Demographic information, type of ICU, clinical scores on ICU admission and comorbidity/acute conditions were measured as time-fixed variables. Treatments were measured as time-dependent variables, which were recorded daily from admission to discharge.
Statistical analyses
All analyses were conducted separately in the ICU-HAI and MIMIC cohorts, and the adjusted hazard ratios (HRs) of three sedation strategies were pooled through meta-analysis.
We described the sedation pattern of patients who received consecutive MV for at least 3 days by plotting the individual trajectory of the sedation depth within 30 days of MV initiation. The patients were classified into 3 categories according to the clinical outcome within 30 days: dead, successfully extubated and still requiring ventilatory support.
We compared the characteristics and clinical outcomes among patients who underwent three sedation strategies of interest using descriptive analyses and univariate tests. We depicted numeric variables as the means (standard deviation) and categorical variables as frequencies (percentages). The Student’s t test was applied to assess differences in the means. The \({\chi }^{2}\) test or Fisher’s exact test was used to assess differences in percentages.

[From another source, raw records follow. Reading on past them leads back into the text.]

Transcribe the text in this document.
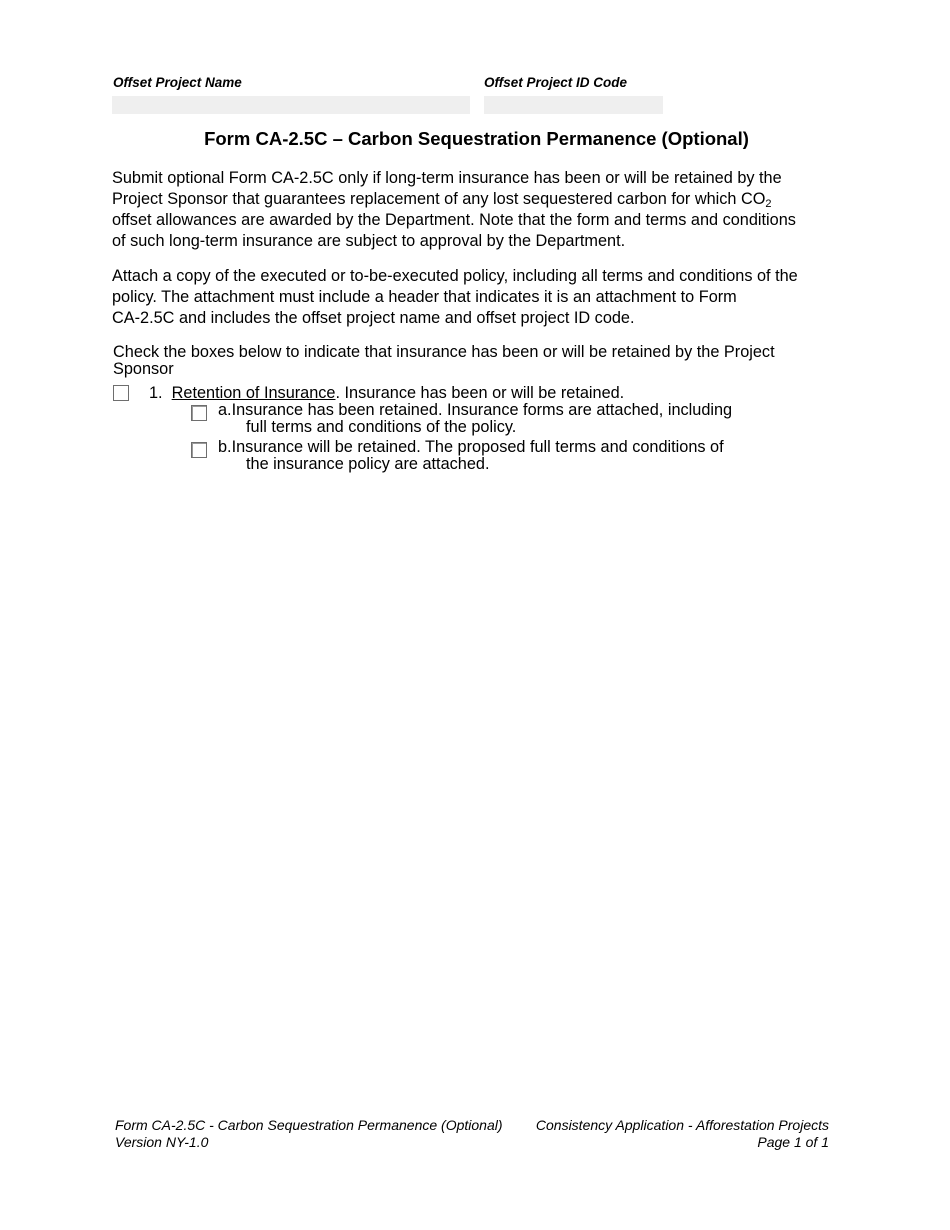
Offset Project Name	Offset Project ID Code
Form CA-2.5C – Carbon Sequestration Permanence (Optional)
Submit optional Form CA-2.5C only if long-term insurance has been or will be retained by the
Project Sponsor that guarantees replacement of any lost sequestered carbon for which $CO_2$
offset allowances are awarded by the Department. Note that the form and terms and conditions
of such long-term insurance are subject to approval by the Department.
Attach a copy of the executed or to-be-executed policy, including all terms and conditions of the
policy. The attachment must include a header that indicates it is an attachment to Form
CA-2.5C and includes the offset project name and offset project ID code.
Check the boxes below to indicate that insurance has been or will be retained by the Project
Sponsor
1. Retention of Insurance. Insurance has been or will be retained.
a.Insurance has been retained. Insurance forms are attached, including
full terms and conditions of the policy.
b.Insurance will be retained. The proposed full terms and conditions of
the insurance policy are attached.
Form CA-2.5C - Carbon Sequestration Permanence (Optional)
Version NY-1.0
Consistency Application - Afforestation Projects
Page 1 of 1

We assessed the effects of the three sedation strategies on ventilator mortality, ICU mortality and hospital mortality. To control the time-dependent confounding affected by time-dependent sedation status, we conducted a weighted survival analysis 26. This analysis involved three steps. First, we calculated the daily probability of patients being exposed to different sedation depths by estimating the propensity score (PS) for multivalued treatments. As the ICU data were highly complex with nonlinearity, interactions, etc., the XGBoost algorithm was used to generate the PS. Second, we constructed the inverse probability of treatment weights based on the cumulative probability of the sedation trajectory during MV 27. Finally, a Fine-Gray subdistribution hazard competing risk model combined with inverse probability weighting (IPTW) was adopted to analyse the competing risk of extubation alive versus ventilator mortality, ICU discharge alive versus ICU mortality, and hospital discharge alive versus hospital mortality28. Based on the Fine-Gray model weighted by IPTW, marginal structural models (MSMs) were used to assess the risk of sedation strategies on ventilator mortality, and doubly robust models were applied to analyse ICU mortality and hospital mortality with adjustment for confounders both during MV and after extubation 29. The sedation effects for each mortality outcome estimated in the ICU-HAI and MIMIC cohorts were pooled using fixed-effect meta-analysis. Missing data were imputed by the last observation carried forwards.
Sensitivity analyses
We conducted six sensitivity analyses to test the robustness of our results: 1) we combined the estimated effects for each outcomes through random effect meta analysis; 2)we adopted multiple imputation to tackle missing data; 3) we assessed the association using complete cases without imputation; 4) we used an alternative popular boosting algorithm, namely the gradient boosting machine (gbm), for weighting; 5) we employed a time-dependent Cox model regardless of the competing risk; and 6) we used an alternative definition of deep to light sedation strategy, that is deep sedation within 1 day of MV initiation and then switching to nondeep sedation. In the last five sensitivity analyses, the estimated effects of ICU-HAI cohort and MIMIC cohort were combined by fix-effect meta analysis same as the main analysis.
We used R packages twang, RISCA and survival, version 4.2.2. A two-sided P < 0.05 was considered to be statistically significant. Data analysis was conducted from August 2022 to April 2023.